Toch had Jeanne blijkbaar dezelfde twijfels want plotseling had ze gezegd dat het veel beter zou zijn als Londen en Berlijn alsnog tot een wapenstilstand zouden komen. ‘Buiten Hitler om, begrijp me goed! Er zijn tal van Duitsers die vrede willen. Hun zonen en broers en echtgenoten sterven bij duizenden in Rusland.’

Even had Kist het idee gehad dat hij Violet hoorde praten.

Suze had er niets van willen weten. ‘Dan hadden ze dat maar eerder moeten bedenken, zeg! Ze hebben Hitler toch zelf in het zadel geholpen!’
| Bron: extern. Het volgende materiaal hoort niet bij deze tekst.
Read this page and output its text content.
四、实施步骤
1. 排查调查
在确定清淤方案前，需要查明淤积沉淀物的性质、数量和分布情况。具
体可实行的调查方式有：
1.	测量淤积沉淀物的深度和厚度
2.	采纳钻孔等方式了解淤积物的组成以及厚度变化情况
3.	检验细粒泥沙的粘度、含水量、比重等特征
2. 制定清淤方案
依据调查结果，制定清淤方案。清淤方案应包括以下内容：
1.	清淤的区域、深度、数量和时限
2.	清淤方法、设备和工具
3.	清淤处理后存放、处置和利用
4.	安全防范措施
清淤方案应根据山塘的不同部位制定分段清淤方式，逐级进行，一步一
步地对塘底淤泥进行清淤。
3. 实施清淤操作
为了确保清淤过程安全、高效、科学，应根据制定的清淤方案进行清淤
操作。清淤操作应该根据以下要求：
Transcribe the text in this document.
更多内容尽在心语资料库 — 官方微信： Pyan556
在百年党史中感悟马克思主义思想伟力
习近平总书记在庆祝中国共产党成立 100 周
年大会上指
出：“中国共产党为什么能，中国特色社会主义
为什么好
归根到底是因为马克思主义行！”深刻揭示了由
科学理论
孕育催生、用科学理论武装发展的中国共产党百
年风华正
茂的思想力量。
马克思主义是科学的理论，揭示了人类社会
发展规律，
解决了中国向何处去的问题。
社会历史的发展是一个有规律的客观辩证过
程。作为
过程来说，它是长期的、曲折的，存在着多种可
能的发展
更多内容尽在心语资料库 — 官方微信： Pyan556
‘Dat is niet waar. En dan nog. De meesten hebben schoon genoeg van Hitler. En als Churchill vorig jaar verstandig was geweest, was hij ingegaan op de vredesvoorstellen die Rudolf Hess bij zich had. De kans was levensgroot dat mensen als Göring en Canaris zich erbij hadden aangesloten en dan had Hitler niet anders gekund en was hij mogelijk zelfs afgetreden. Volgens mijn oom heeft prins Bernhard zich daar ook sterk voor gemaakt.’

‘Bernhard?’ had Suze minachtend gezegd. ‘Bernhard doet alleen maar mee omdat hij het leuk vindt, dat weet toch iedereen! Die kerel geníet van de oorlog.’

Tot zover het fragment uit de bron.